For all Case Study 2 questions we will be using the heart.csv data provided with this case study. Along with the heart.csv data, I have provided a heart_data_dictionary.csv file that provides a description of each column. As you answer the lab questions, it may be beneficial to reference this data dictionary.

Subsetting data¶

  1. Filter the heart data for all observations where the person is 50 years or older. How many observations are there?
  2. Using the original heart data, filter for those observations that are male and 50 years or older. How many observations are there?
  3. Using the original heart data, filter for those observations that are female, 50 years or younger, and have the disease (disease = 1). Select chest_pain, chol, and max_hr columns. How many rows and columns are in the resulting DataFrame?

Manipulating data¶

  1. Are there any missing values in this data? If so, which columns? For these columns, fill the missing values with the value that appears most often (aka "mode").
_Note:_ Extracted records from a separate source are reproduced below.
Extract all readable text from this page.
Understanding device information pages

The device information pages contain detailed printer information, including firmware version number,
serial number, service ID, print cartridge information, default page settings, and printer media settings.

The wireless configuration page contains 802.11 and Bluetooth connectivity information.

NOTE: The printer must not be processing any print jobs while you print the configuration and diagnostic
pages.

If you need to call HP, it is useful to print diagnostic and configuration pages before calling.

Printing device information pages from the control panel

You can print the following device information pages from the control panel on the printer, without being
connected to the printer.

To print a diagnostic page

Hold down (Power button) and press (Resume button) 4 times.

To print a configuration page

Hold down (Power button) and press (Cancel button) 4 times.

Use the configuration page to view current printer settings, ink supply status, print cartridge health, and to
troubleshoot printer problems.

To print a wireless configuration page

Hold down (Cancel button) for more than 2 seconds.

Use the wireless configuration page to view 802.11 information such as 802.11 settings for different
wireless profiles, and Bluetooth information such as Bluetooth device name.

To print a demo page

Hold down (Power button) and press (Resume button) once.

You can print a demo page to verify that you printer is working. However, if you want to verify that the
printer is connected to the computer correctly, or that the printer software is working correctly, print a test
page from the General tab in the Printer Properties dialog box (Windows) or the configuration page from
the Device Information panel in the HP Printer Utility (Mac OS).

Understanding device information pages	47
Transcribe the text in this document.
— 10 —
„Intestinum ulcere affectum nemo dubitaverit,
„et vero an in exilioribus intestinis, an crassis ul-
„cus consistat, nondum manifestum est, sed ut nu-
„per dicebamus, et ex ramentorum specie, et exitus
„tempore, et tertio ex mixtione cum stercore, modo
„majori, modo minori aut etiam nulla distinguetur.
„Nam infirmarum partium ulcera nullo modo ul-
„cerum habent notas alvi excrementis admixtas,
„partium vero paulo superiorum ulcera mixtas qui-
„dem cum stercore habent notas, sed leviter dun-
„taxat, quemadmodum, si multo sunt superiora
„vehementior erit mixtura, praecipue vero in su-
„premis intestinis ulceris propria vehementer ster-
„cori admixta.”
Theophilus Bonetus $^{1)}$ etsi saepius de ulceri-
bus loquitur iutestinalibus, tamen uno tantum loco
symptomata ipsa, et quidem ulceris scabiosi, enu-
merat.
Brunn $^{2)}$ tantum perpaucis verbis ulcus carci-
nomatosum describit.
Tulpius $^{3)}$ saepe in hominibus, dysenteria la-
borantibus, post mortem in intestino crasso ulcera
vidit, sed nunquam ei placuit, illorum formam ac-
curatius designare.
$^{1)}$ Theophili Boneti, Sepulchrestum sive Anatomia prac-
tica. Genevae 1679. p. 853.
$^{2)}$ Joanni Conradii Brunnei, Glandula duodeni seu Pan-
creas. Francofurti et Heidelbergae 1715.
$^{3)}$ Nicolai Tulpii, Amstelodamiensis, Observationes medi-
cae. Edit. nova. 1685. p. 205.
This is a multi-step process and it would be worth reviewing the .fillna() docs.
  2. Create a new column called risk that is equal to $ \frac{age}{\text{res_bp} + chol + \text{max_hr}} $. What is the mean of this risk column?
  3. Replace the values in the rest_ecg column so that:
    • normal = normal
    • left ventricular hypertrophy = lvh
    • ST-T wave abnormality = stt_wav_abn
    Hint: one of the original values may have an extra space at the end of the name! How many observations fall into each of the new rest_ecg categories?

Summarizing data¶

  1. What is the mean resting blood pressure for males and females?
  2. What is the mean and median cholesterol levels for males and females?
  3. Which age group has the largest median cholesterol levels for males?
  4. Compute mean risk value (the risk column was created in problem 2 of the "Manipulating data" section) for each age and sex. Which gender and age group has the highest average risk value?